Here the project is to analyze a concatenated alignment of 15 DNA sequences coding for proteins from 29 strains of Daphnia pulex, some of which reproduce sexually (named S1 to S14), and others, asexually (named A1 to A14). Sexual reproduction is assumed to be the ancestral condition.

Power analysis


Given a limited number of sites, it may be difficult to get high support for all the nodes in a phylogeny. The aim of this project is to investigate how one could predict how many sites should be analyzed for a particular branch to be resolved with high posterior probability.

Investigate codon-position models vs codon models for phylogenetic reconstruction


Coding sequences are typically modelled at the codon level, using an alphabet with 61 states (64 - 3 stop codons).
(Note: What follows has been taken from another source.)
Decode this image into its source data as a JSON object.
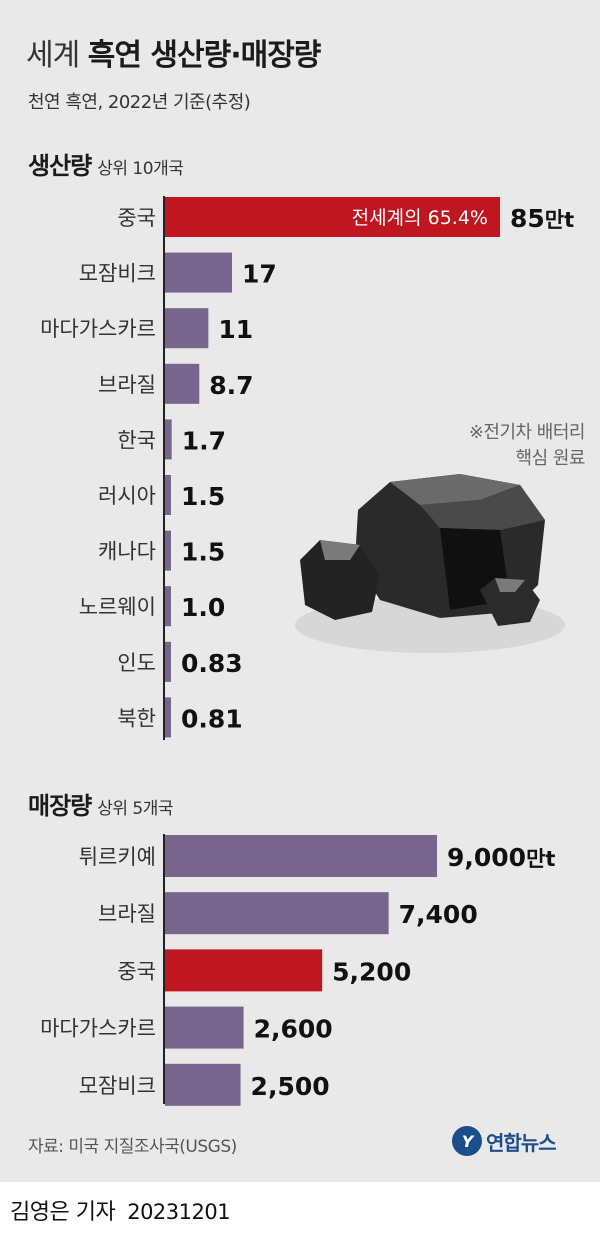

These models are often use to study natural selection. Another way to model coding sequences is to partition the data into three categories: first, second, and third codon positions. The purpose of this project is to try both models and compare them, either in terms of posterior predictive simulations, or in terms of phylogenetic reconstruction.

What did proteins look like close to the origin of life?


10 residues (ASDGLIPTEV) represent a consensus view of plausibly available amino acids through prebiotic chemistry. Giacobelli et al. took the C-terminal domain of a ribosomal protein, UL11, and replaced all “recent” amino acids by one of the 10 ancient ones, to generate a vast number of proteins which might have been functional before all amino acids were available. They then selected the most viable proteins among those. In this project, the goal is to try to reverse-evolve in silico the C-terminal domain of UL11 towards the reduced set of 10 amino acids, and see how it compares to the experimental results of Giacobelli et al.

Detecting changes in protein sequences associated to changes to the C4 metabolism in plants


The C4 metabolism is used by several groups of plants as an adaptation to photosynthesize in hot and dry conditions. In the rubisco protein, several sites seem to be associated to this metabolic change (see Parto and Lartillot, 2016). The aim of this project is to build a model to try and find these sites using RevBayes, using the amino acid sequences of the protein.